Tuesday, February 25, 2014

Freedom is the greatest gift

Freedom is the greatest gift
I was on a business trip and I took Flavio with me. He was a little boy, 4 years old.
I stopped on my friend’s Jeffrey Katz apartment on my way to flying to my assignment, but he wash’ there. I went to see him, he was on a park, sitting on the grass having a picnic. I talked to him a little and I remembered another time in the past when we had a picnic there. I told him goodbye and I kissed him. I told him that I would visit him again, but now I had to go to work. On my way back to the apartment to pick up Flavio I was informed that his father had passed away.
I didn’t know what to do, if I would go to my assignment and then tell Flavio afterwards or if I would tell him and take him to the funeral. I didn’t know how to tell him. I packed everything and then  told him what had happened. It was very hard to tell a little boy that his father had died. He was inconsolable. I took him back to Brazil and I called his father’s girlfriend to ask her about the funeral arrangements and where should I take my son. Flavio and I were crying a lot. I was sad to realize how important his father was for him and how I had failed to noticed that while he was still alive.

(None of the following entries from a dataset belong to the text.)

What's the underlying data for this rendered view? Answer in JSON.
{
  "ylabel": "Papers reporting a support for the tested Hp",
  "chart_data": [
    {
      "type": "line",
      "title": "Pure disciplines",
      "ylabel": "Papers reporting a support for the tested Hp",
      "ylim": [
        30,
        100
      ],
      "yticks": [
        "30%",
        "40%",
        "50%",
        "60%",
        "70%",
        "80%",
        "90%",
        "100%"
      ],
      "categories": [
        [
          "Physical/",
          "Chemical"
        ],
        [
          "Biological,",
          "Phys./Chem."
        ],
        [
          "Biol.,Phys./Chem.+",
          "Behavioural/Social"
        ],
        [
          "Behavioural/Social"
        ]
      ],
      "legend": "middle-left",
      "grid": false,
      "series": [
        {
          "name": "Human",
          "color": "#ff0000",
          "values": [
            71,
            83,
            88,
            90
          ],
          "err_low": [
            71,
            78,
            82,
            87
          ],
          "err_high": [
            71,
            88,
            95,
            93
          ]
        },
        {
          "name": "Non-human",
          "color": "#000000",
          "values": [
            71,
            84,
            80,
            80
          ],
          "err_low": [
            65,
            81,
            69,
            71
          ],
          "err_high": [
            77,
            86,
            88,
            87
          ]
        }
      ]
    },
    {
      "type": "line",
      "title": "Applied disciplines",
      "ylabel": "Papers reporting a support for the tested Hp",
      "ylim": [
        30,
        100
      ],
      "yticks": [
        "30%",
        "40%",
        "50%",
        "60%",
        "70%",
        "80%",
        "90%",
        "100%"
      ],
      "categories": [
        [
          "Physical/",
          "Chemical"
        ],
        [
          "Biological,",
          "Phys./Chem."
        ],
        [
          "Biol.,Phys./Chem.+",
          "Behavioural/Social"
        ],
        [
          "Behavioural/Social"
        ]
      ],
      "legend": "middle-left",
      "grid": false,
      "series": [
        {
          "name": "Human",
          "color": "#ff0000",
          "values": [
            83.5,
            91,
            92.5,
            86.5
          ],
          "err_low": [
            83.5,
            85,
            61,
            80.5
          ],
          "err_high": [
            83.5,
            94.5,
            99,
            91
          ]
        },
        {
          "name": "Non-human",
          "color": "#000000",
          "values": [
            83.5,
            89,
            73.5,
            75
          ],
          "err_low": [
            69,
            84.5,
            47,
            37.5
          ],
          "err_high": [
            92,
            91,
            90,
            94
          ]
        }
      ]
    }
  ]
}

I woke up with the end of the radio documentary on BBC about gtmo detainees: Freedom is the greatest gift.

http://www.bbc.co.uk/programmes/p01sg4cm

Saturday, February 22, 2014

Passing time

She took the pillbox and saw the day of the week: Friday. With i sigh she took her pills and reminded herself that it was one less day to live, one week closer to the end, so this was a good thing after all.

Sometimes she was not even sure if it was really Friday or if it really mattered which day it was. She just needed the pills organized by days and she needed to remember to take them daily, only once.

It looks simple to have just one thing to remember, but the issue was not to remember just one thing, the issue was in fact what that one thing reminded her everyday. Her fragility, her losses, her chronic condition, the social disapproval for her dependency.

She would wonder why she developed a chronic depression. She would compare it to diabetes type II or a heart condition, that one is not born with, but once it has developed, one cannot get cured anymore. Maybe her brain was an elastic band that was stretched way too many for way too many times and now is incapable of going back to its original position. Then she would say to herself: "what the heck is that? Here I am using sweet adeline's imagery to explain my condition... And I always despised the visualization exercises, they never did anything for me..."

Such was life in this infinite valley of constant sorrow. You count off the days on your pillbox.